PLGEM [39, 40], a Bioconductor package run in the R software environment (version 3.2.1), was used to determine data distribution, statistical power and significantly up- and down- regulated DEPs (P < 0.05). The abundance distribution difference in the label-free MS analyses was evaluated by Kolmogorov-Smirnov test (KS-test). Other measures were statistically tested by either two-tailed Student’s t-test or one-way ANOVA with Bonferroni post hoc multiple comparisons based on data acquired from at least 3 independently biological replicates, assisted by the GraphPad Prism software version 6.0 (GraphPad Inc., San Diego, CA, USA); P < 0.05 was accepted as significant difference.


No potential conflicts of interest were disclosed in this study.

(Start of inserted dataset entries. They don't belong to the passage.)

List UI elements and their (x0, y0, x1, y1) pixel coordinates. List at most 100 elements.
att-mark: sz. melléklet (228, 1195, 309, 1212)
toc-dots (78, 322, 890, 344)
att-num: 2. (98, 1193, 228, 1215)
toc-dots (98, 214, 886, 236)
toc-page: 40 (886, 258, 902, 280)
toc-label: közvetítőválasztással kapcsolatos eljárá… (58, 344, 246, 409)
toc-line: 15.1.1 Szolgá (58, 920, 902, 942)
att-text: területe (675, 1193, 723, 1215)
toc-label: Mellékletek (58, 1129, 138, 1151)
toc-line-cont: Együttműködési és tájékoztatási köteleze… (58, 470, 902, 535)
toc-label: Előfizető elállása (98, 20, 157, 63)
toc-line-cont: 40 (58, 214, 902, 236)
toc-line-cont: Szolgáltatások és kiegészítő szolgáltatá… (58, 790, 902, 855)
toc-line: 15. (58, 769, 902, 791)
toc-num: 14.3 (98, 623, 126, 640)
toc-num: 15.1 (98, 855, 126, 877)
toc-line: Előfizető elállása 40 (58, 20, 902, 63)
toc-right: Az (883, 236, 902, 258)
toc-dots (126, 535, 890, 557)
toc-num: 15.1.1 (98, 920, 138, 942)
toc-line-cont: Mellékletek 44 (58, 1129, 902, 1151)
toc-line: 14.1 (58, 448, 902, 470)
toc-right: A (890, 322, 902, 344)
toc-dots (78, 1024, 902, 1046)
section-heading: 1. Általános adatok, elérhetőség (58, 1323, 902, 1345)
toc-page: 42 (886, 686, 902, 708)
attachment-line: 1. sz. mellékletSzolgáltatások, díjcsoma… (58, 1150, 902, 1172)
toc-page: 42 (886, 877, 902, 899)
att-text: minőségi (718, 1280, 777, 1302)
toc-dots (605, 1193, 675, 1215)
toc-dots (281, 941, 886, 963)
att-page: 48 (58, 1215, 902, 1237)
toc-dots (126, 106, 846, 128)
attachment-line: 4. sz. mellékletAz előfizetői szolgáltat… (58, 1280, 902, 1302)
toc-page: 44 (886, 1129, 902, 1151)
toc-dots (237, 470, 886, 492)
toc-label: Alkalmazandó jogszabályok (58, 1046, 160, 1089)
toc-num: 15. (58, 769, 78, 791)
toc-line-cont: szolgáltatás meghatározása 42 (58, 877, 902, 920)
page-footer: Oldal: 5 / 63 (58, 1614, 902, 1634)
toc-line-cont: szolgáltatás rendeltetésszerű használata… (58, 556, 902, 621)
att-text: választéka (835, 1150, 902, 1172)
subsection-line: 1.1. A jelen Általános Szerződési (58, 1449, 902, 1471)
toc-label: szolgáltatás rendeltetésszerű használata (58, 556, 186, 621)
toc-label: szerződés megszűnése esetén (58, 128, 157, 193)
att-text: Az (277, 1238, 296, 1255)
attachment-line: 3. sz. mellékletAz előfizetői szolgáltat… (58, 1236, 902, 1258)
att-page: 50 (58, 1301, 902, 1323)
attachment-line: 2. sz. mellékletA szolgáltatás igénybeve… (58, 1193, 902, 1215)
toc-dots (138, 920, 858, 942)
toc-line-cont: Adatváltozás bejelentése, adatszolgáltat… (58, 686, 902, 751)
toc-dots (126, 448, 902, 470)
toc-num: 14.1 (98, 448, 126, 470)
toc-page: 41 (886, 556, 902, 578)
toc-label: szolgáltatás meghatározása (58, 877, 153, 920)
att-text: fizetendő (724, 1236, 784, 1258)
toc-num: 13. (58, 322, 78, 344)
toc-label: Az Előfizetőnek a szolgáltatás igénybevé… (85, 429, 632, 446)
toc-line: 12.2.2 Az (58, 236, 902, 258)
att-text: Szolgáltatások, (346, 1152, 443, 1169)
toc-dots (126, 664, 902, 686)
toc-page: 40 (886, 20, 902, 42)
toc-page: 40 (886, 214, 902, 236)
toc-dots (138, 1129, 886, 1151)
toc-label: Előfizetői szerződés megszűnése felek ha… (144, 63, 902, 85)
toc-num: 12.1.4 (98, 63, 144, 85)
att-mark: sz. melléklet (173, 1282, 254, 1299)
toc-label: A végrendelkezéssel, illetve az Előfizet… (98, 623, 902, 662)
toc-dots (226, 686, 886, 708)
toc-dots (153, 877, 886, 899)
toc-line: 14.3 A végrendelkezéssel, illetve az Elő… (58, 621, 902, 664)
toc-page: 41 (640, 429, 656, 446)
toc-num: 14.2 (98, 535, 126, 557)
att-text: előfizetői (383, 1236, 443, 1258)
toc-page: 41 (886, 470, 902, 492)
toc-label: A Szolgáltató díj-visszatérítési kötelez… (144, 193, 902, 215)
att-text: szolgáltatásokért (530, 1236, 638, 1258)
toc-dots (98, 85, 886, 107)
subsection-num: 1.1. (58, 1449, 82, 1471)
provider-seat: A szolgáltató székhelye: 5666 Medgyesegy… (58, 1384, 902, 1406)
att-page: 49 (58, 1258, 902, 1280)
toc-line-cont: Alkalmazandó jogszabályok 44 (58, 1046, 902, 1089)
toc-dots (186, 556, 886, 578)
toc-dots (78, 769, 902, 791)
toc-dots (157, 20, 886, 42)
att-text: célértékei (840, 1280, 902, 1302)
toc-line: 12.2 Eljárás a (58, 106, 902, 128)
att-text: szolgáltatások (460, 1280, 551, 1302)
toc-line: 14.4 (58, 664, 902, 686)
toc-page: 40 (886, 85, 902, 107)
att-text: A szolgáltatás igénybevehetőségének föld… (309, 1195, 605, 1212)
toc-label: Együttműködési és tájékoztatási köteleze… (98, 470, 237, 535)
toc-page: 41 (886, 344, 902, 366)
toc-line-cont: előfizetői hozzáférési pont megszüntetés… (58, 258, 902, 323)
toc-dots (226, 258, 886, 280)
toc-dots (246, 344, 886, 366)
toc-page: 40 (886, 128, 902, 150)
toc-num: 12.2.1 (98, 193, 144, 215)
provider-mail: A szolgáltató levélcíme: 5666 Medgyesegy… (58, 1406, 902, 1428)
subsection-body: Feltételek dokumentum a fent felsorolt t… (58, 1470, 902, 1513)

This work was supported by the National Basic Research Program “973” of China (2014CBA02000 to T.W. and 2011CB910700 to Q.Y.H.); the International Collaboration Program (2014DFB30010) to Q.Y.H.; the Guangdong Natural Science Foundation (32213027/32215077, to Q.Y. H. and 2014A030313369 to T.W.); Key Special Project on the Integration of Industry, Education and Research of Guangzhou (201604020002) and the Key Program of Applied Science and Technology of Guangdong Province to T.W.; as well as the Postdoctoral Science Foundation of China (2015M570752) to Z.C.

Author contributions

T.W. and Q.Y.H. conceived the idea, supervised the study, and wrote the paper. Z.C. and L.Y. performed most of the experiments, analyzed the data and contributed to the manuscript composition. Y.C. contributed to the exosome-relevant experiments and proteomic data analysis. Y.Z. participated in data analysis. X.Y. and J.G. took part in the mass spectrometry experiments. G.Z. contributed to the data analysis and critical consultations.